In 2001, a week after leaving HUD, Andrew marched into New York like a returning hero to declare his own bid for governor against Pataki. Kerry accompanied Andrew on the campaign trail, spreading the Kennedy fairy dust. Still, in that campaign, it was the Cuomo name that mattered. “There was a whole crosscurrent,” Andrew says, “of the party not wanting to go back to another Cuomo.” Andrew may have been a stronger general-election candidate, but party leaders had already rallied around the likable state comptroller Carl McCall, who’d apparently reserved his spot in line.
In his office, I ask Andrew how he made what is, in retrospect, an obvious political blunder. He pushes back in his chair, moves his hands around like he’s about to pass a basketball. “I don’t know. I was going to go home to New York, and they were going to appreciate that. I had been part of the Clinton administration,” he says. “It’s not like I was on the beach in the south of France.”

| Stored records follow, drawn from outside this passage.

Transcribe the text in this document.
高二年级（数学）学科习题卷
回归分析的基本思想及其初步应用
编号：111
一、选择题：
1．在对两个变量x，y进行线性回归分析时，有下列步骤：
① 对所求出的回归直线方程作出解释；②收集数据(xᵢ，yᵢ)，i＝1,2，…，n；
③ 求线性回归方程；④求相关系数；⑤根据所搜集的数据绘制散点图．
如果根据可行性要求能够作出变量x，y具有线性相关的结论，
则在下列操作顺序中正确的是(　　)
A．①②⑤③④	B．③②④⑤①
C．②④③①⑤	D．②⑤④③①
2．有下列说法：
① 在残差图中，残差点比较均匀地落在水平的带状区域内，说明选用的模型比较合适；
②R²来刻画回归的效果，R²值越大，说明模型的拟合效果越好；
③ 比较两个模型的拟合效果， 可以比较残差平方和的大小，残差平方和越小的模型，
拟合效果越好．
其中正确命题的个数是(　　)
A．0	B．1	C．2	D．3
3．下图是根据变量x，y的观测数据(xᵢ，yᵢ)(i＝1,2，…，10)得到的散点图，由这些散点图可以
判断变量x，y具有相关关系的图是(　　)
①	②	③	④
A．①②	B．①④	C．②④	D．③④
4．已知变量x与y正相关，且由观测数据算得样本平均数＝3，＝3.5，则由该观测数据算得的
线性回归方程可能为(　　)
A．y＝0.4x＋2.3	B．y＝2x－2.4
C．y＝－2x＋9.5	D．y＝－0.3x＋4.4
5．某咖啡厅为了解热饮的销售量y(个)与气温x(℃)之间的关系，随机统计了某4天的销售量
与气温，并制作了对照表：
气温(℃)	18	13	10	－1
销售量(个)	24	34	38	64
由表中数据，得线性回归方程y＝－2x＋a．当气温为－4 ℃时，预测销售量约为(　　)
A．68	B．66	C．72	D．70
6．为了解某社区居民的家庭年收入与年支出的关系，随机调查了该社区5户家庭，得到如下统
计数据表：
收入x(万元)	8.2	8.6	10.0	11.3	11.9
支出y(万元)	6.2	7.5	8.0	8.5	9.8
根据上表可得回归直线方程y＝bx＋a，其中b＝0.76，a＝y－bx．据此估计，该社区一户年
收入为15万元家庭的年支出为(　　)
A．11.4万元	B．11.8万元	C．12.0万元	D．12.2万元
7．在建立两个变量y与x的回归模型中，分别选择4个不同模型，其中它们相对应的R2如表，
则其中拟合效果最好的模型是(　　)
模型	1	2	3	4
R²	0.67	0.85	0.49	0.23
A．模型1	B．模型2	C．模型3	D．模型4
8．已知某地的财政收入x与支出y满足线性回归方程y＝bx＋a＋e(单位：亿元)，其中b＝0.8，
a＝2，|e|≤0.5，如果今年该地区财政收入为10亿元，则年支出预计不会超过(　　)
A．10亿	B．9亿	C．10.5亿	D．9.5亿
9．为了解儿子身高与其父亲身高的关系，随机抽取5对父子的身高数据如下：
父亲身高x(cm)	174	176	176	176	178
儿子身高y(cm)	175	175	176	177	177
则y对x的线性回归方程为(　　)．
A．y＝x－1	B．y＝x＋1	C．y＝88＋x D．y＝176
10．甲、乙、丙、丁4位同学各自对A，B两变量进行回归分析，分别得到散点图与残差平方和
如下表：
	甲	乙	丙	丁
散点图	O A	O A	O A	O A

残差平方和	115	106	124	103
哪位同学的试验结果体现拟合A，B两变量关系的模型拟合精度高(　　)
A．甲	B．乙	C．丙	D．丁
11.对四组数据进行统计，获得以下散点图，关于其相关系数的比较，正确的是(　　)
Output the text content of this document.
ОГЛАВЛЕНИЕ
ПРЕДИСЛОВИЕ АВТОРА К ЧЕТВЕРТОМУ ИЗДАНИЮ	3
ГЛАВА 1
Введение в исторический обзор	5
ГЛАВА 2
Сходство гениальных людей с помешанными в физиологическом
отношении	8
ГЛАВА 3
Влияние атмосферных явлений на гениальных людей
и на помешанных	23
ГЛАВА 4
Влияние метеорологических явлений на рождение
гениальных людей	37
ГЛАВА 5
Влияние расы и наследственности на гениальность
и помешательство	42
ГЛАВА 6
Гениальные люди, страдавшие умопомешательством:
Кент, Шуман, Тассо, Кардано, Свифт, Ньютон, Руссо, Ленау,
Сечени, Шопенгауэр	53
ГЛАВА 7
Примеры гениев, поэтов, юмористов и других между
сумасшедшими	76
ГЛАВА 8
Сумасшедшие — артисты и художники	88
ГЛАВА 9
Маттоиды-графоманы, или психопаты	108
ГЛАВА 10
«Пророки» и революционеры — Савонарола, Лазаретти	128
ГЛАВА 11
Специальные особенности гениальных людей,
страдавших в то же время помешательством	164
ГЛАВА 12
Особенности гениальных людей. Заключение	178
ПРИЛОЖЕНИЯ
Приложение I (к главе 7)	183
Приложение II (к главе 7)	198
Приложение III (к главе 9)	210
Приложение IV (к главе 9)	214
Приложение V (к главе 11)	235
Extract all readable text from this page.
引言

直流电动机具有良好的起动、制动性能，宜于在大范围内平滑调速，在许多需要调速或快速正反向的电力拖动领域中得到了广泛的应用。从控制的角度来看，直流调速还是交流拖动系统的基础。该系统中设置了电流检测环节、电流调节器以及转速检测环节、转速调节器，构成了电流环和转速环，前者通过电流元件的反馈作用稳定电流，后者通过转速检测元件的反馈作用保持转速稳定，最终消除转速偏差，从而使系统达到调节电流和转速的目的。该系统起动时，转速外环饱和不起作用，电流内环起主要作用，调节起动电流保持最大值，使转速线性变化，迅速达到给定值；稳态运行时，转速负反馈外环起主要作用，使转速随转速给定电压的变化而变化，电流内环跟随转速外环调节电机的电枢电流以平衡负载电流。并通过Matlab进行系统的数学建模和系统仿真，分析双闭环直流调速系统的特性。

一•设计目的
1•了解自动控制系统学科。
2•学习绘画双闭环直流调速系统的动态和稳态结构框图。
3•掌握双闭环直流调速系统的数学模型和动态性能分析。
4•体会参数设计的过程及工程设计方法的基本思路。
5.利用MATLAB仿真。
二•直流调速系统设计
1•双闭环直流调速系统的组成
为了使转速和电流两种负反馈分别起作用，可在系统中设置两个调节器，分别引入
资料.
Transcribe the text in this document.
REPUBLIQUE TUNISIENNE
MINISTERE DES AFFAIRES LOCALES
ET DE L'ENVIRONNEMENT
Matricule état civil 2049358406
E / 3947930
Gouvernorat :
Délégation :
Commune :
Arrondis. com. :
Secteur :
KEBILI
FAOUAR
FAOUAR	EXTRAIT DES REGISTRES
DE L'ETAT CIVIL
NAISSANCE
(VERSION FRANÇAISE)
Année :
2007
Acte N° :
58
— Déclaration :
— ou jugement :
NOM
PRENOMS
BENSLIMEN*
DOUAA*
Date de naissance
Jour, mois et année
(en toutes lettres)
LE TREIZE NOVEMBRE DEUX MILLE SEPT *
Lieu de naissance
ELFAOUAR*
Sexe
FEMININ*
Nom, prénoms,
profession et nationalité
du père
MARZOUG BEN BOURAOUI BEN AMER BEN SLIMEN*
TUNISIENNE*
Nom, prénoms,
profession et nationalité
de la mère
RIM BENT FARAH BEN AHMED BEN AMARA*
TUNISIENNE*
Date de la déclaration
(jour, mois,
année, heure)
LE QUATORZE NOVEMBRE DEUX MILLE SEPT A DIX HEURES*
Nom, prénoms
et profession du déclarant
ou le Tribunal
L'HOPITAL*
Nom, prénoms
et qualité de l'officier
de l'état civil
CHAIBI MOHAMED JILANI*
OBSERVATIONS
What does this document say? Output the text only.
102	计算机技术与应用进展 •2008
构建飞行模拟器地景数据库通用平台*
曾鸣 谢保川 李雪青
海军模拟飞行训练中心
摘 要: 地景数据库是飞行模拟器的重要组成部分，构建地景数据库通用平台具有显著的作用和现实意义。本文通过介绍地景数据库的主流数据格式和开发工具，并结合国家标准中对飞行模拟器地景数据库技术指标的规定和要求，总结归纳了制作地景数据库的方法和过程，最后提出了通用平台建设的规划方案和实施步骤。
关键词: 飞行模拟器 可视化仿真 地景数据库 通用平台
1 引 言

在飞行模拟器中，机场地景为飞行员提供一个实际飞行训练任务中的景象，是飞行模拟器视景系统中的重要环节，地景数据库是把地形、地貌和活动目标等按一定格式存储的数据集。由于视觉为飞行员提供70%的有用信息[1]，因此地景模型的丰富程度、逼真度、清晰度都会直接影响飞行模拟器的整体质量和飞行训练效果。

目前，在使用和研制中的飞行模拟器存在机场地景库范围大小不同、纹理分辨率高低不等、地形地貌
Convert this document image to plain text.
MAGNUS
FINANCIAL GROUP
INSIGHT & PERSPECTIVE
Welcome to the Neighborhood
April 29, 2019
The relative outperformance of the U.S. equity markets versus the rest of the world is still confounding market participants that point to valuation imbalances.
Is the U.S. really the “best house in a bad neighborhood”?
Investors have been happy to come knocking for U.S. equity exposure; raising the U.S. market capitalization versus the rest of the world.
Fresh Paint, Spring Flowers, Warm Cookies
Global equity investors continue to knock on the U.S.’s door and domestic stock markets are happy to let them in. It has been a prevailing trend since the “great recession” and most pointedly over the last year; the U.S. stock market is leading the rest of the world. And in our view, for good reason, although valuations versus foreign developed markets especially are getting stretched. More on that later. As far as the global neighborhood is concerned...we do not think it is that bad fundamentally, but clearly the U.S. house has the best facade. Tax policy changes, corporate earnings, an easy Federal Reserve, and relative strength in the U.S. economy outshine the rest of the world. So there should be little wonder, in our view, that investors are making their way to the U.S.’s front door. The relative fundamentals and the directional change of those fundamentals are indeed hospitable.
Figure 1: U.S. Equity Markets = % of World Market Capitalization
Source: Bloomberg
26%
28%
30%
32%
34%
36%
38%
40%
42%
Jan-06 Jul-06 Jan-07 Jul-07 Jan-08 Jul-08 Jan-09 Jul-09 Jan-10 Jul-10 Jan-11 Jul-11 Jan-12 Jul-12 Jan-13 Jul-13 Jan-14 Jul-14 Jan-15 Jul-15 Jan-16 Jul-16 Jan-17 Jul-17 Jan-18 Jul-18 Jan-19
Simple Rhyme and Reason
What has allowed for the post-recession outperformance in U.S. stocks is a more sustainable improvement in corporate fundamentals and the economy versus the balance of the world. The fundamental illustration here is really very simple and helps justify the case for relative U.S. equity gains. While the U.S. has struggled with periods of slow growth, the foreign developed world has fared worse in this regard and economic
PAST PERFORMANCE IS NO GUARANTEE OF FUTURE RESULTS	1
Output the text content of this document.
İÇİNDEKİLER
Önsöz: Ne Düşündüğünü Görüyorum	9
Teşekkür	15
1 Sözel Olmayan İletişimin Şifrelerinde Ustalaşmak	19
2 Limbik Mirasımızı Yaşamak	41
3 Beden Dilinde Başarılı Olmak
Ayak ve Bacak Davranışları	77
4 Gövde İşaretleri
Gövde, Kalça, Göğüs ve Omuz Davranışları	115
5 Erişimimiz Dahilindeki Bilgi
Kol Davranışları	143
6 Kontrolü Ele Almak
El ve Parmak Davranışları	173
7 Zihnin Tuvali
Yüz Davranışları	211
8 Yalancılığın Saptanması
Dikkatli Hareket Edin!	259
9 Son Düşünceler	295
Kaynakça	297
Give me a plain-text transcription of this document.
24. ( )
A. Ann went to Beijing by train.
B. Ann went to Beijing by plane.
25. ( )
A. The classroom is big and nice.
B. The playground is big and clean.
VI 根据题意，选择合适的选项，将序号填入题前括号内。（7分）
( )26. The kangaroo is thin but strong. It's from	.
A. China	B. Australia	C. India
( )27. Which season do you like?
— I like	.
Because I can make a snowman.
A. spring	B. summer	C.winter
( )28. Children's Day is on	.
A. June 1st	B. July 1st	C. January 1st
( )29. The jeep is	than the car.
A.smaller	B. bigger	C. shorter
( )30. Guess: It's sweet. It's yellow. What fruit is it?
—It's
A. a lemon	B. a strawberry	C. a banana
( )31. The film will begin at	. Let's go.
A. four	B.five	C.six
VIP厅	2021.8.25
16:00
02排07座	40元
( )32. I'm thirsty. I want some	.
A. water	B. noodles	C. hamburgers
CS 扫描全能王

Andrew’s campaign faced another challenge. He’s sharp-minded, naturally engaging, funny, and seductively candid, especially in small groups. In some old friends, he inspires an almost fawning loyalty—“He’s the person you’d want in a lifeboat,” one tells me. On the stump, Andrew showed passion, the type supporters said harkened back to his father-in-law. But to many, Andrew seemed to be trying too hard. “The more voters saw of him, the less they liked him,” explained one political observer. To some voters his expertise played as disdain, and even his passion seemed tinged with anger. Andrew, then 44, pulled out the week before the primary.
Andrew had long held an unshakable belief in his own destiny and hadn’t seemed to consider that he might fail. “I lose and my political career was over,” Andrew tells me. “I’m relatively young. I didn’t have a second career ready. No plan B.”
“My father liked the concept of people,” Andrew says. “I like people.”
Then came another, more humiliating blow. Nine months after his defeat, Kerry’s lawyer released a brief statement to the New York Times: Their marriage was over. Andrew acted as if blindsided by the announcement. The Kennedys, well schooled in public scandal, had expected Andrew to behave “honorably,” a Kennedy word. But Andrew’s pride was wounded, and his instinct to fight, never far from the surface, apparently took over. His own statement used the word “betrayed”—Kerry was seeing someone. (“She’s obsessed with him,” Andrew told a friend at the time, referring to Bruce Colley, her married lover. The friend added, “And he couldn’t get her away from him.”) Andrew’s statement infuriated the Kennedys. And not just for airing the seamier details in public. He was up to his dirty tricks, as they saw it, managing perceptions and distorting the truth. As a person briefed on the family version tells it, “Kerry had been trying for years to get a divorce.” She’d hired a lawyer, sent him letters. Andrew was trying to save the marriage. “You do everything you can to preserve a family, a marriage,” Andrew tells me. But for Kerry, the marriage had been over for some time. Andrew was inattentive, at best, and she’d begun to feel like his career accessory. In Kerry’s mind, if not in Andrew’s, they came to an agreement. “He begged her to stay with him through the gubernatorial campaign, with the promise that he would give her a divorce after,” says a family friend. Kerry believed Andrew would be a good governor. “She stuck with him during the governor’s race and asked him to keep his word afterward, and he refused,” still hoping to work things out.
In his sprawling office, Andrew asks me, “Did you read about the divorce?”
Andrew, a gifted narrator of his own life, says, “You are going to run for your father’s old job. You’re going to lose in a very terrible, tragic sense, and then your personal life is going to fall apart. That pretty much sums up a lot of fears I had at that time.”
It was a spectacular flameout, and for Andrew an unprecedented one. “I had had minor setbacks; I had not been hit by a truck and then the truck backed up over me.”
Andrew disappeared. He used to call up friends, family, associates constantly, sometimes just to check in. “How am I doing?” he’d ask. Now the phone went silent. Eventually, he taught at Harvard and edited a book on American politics, resurfacing in a one-bedroom apartment in downtown Manhattan.
Andrew didn’t discuss the divorce much with friends, not even with his oldest confidant—what would Mario know about divorce? Internally, however, there was a process going on. Andrew is into personal development, “self-improvement,” Chris tells me. (“I think Chris needs a lot of improvement,” quips Andrew when I bring it up.) Andrew tells me, “It was a terrible time in life. Yeah, all right. But the flip side is, the optimistic side: What can we learn from it? How do I improve?”